Level 42 bassist Mark King and singer-songwriter Frank Turner played live on a boat to mark the event.

Turner’s sound cut out as his guitar strap came off, with King helping him out. Turner said it underlined how important his crew are. He tweeted: “Honestly wasn’t a set up, but really highlighted how helpless we musicians are without our crew. Money pledged by the government so far does not go to the technical side of the industry. Without them, no shows. Make noise, keep fighting.”

Rebecca Kane Burton, chief executive of Andrew Lloyd Webber’s LW Theatres, who was on the boat, told the Standard: “Government is desperate for theatres to open again, but their £1.57bn rescue fund risks being wasted.

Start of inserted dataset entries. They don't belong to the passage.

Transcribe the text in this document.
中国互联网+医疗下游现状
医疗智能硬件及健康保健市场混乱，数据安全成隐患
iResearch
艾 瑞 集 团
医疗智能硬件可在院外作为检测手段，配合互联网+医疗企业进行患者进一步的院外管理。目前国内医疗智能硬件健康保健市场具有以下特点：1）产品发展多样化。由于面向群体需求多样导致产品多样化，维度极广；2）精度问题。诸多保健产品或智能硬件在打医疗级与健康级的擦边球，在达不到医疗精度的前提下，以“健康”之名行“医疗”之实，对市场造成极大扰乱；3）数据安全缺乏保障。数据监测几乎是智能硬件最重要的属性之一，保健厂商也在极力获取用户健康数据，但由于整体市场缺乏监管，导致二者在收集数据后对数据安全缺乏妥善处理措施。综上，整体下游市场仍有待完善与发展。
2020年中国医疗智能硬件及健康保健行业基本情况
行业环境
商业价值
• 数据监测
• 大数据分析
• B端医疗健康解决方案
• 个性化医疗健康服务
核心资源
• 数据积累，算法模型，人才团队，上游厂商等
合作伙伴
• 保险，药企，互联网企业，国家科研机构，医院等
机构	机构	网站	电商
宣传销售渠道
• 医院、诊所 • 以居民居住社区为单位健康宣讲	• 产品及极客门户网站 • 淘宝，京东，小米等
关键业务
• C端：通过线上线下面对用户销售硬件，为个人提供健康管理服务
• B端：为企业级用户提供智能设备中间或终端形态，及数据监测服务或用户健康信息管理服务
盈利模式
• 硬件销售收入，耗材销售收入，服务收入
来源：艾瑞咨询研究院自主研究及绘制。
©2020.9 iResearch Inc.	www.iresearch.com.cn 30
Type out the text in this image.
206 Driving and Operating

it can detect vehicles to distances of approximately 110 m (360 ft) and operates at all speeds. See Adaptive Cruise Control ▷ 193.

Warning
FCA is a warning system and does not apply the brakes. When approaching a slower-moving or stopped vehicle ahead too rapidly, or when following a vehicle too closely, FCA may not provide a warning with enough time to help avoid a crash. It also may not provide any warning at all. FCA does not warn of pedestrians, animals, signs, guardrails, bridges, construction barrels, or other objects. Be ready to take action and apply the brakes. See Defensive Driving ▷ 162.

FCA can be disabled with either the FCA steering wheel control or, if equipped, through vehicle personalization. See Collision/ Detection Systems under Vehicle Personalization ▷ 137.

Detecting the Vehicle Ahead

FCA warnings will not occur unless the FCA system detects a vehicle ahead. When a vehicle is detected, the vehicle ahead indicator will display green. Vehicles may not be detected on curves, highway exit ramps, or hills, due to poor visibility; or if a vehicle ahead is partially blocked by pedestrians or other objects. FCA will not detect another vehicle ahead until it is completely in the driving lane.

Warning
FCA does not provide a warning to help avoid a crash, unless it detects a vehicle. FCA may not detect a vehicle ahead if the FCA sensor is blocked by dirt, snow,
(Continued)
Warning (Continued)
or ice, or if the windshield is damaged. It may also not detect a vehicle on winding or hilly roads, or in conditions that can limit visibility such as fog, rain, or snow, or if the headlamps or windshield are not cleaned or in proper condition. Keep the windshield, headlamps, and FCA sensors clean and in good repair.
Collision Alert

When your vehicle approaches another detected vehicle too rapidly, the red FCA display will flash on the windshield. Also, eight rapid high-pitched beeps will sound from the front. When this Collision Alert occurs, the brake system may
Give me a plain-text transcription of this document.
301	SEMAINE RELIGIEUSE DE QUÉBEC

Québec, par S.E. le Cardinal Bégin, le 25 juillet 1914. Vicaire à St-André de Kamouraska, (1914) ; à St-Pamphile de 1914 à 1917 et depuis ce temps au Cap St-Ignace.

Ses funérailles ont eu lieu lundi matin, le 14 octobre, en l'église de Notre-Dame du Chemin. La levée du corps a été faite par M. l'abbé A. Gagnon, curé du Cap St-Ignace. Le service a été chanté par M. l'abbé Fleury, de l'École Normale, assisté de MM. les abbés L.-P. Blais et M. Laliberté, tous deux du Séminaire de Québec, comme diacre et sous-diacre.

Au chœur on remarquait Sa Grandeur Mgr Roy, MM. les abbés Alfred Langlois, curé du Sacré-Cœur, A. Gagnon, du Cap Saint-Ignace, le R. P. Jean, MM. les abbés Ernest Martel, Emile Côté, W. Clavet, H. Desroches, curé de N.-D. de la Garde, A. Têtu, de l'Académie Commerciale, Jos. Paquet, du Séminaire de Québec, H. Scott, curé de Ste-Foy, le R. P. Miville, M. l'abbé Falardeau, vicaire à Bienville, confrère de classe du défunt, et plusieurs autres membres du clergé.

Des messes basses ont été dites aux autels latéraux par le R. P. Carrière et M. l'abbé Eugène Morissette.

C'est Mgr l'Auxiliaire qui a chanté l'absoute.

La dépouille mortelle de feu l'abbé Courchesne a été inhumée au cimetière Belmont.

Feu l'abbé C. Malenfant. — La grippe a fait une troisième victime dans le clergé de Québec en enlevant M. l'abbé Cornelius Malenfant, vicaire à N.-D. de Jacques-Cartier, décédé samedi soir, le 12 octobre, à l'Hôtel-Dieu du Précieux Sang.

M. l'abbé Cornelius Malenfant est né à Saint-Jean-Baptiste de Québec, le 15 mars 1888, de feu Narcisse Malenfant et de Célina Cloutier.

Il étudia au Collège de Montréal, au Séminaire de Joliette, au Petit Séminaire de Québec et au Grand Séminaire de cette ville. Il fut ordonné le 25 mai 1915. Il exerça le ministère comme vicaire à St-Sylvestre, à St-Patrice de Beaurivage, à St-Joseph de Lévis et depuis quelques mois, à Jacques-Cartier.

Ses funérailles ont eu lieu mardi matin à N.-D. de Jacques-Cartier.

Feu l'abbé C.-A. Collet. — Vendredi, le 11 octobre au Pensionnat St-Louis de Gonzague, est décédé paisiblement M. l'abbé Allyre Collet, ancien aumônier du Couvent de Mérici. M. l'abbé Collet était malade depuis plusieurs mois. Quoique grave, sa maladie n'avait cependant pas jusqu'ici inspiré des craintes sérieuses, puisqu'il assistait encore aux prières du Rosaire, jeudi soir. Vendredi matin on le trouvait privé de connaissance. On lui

“As we enter the deepest recession on record, it’s vital that money is used as stimulus, not aid. It should underwrite productions that employ thousands of freelancers and bring people into cities, it must not be used to mothball the industry. The Prime Minister can save British theatre, but he must act now.”

In Manchester, hundreds of out-of-work crew workers took part in a silent march past many of the city’s closed venues.

There were similar shows of support across the country, in towns and cities such as Bristol, Liverpool, Leeds and Bristol.

Music venues and theatres have been shut in the UK since lockdown began in May. They were due to reopen for indoor performances from August 1, but this date was pushed back by Prime Minister Boris Johnson by “at least” a fortnight.